Playwrights have always seen comedic potential in the age-old tension between romantic desire and societal norms, and it is often referenced as evidenced by works such as A Midsummer Night’s Dream.
Romeo and Juliet Tragic
Shakespeare’s Romeo and Juliet is a memorable tragedy about young lovers, but their story does not end happily ever after. Romeo and Juliet’s love is ruined by the seething enmity between their families, the Montagues and the Capulets, in what is today one of the most performed dramas in history. Romeo murders Juliet’s cousin in a duel and Juliet fakes her own death the night before their secret wedding so that neither of their families will find out about it. Romeo, unaware of Juliet’s plot, goes to the cemetery to see if she has died and ends up killing himself when he is convinced she is no longer alive. After hearing the news that Romeo has died, Juliet takes her own life.
Shakespeare builds devastating dramatic tension in Romeo and Juliet by rapidly shifting the play’s tone from hopeful to hopeless and back again.
Dramatic Glossary
Drama is the representation of events, either real or imagined, in a dramatic form such as theater, film, radio, or television.
- Thalia, one of the two masks of play, is the Greek comedy muse.
- Melpomene is the Greek tragic muse, the other face of play.
- Dramatic tension is the most fundamental tool for evoking an audience’s response.

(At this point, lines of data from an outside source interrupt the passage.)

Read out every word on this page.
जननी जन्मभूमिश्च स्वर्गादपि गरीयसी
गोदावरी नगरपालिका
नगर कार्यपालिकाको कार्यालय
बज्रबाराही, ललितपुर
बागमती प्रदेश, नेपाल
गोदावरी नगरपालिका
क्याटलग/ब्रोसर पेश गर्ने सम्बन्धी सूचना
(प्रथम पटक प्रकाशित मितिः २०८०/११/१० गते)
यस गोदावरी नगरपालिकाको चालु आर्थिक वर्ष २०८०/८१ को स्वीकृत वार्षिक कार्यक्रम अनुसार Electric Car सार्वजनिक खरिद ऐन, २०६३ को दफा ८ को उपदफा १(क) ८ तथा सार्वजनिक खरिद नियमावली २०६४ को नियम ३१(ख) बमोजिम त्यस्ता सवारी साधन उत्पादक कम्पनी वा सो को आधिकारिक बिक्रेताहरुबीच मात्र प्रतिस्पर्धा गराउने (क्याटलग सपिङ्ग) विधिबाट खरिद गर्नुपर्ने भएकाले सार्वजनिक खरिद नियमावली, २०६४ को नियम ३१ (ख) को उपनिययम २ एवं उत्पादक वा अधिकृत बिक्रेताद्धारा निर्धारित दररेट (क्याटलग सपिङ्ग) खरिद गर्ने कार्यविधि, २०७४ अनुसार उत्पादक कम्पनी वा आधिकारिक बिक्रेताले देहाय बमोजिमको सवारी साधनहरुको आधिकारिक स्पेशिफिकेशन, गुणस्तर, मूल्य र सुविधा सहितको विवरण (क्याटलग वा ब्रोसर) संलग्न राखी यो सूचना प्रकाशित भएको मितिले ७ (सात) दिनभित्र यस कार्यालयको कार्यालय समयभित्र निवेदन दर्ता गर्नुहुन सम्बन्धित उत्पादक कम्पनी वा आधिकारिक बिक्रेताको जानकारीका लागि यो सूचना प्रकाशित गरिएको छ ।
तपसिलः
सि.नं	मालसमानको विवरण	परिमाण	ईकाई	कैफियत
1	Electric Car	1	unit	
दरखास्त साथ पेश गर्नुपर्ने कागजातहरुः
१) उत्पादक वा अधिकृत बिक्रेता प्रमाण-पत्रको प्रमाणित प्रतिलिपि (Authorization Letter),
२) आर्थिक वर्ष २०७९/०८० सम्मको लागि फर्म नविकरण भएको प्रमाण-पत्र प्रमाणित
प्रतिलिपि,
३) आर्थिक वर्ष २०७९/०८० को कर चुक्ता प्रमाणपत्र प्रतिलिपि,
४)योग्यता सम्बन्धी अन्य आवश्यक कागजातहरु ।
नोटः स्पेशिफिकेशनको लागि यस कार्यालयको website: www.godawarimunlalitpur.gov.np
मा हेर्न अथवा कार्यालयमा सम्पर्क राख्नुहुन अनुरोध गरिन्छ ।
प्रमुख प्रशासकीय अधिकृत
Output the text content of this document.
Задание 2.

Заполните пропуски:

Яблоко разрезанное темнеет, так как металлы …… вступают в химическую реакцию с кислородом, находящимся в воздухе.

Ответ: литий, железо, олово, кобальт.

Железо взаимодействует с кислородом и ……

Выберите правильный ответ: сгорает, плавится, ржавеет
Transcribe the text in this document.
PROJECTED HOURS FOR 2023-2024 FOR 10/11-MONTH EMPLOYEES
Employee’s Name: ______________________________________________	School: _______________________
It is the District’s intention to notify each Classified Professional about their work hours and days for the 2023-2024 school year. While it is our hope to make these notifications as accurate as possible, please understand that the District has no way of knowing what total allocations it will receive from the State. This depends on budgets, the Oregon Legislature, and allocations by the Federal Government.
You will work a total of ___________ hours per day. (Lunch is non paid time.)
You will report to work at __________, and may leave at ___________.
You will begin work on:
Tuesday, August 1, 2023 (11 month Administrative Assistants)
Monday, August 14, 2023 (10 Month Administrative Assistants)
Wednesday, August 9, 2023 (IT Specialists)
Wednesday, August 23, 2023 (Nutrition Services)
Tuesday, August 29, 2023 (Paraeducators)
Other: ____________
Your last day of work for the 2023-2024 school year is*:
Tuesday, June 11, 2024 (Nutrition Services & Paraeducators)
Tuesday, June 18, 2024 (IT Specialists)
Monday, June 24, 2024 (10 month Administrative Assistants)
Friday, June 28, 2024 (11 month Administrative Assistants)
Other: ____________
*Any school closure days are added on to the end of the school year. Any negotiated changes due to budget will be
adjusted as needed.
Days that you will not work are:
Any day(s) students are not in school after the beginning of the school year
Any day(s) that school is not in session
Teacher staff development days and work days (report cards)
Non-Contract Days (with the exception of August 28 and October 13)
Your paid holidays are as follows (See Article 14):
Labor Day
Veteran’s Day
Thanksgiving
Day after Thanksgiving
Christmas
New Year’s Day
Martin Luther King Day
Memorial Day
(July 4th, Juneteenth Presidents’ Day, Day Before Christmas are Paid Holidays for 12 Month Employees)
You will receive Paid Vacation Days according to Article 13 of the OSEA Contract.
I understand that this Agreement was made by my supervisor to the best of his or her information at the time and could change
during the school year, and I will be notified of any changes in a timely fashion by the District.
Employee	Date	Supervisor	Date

- Comedy is a type of drama that uses humor to keep the audience in good spirits until the last curtain call.
- Tragedy is the depiction of negative themes, such as death, tragedy, treachery, and human suffering.
- Farce is a form of overdone and over-acted comedy.
- “Melodrama” refers to stories in which stereotypical characters like heroes and villains are placed in dramatic, romantic, and often life-threatening situations.
- Opera is the masterful use of singing, acting, and dancing to convey epic tales of tragedy or humor.
- Docudrama is a dramatic presentation of documentary or non-fictional material.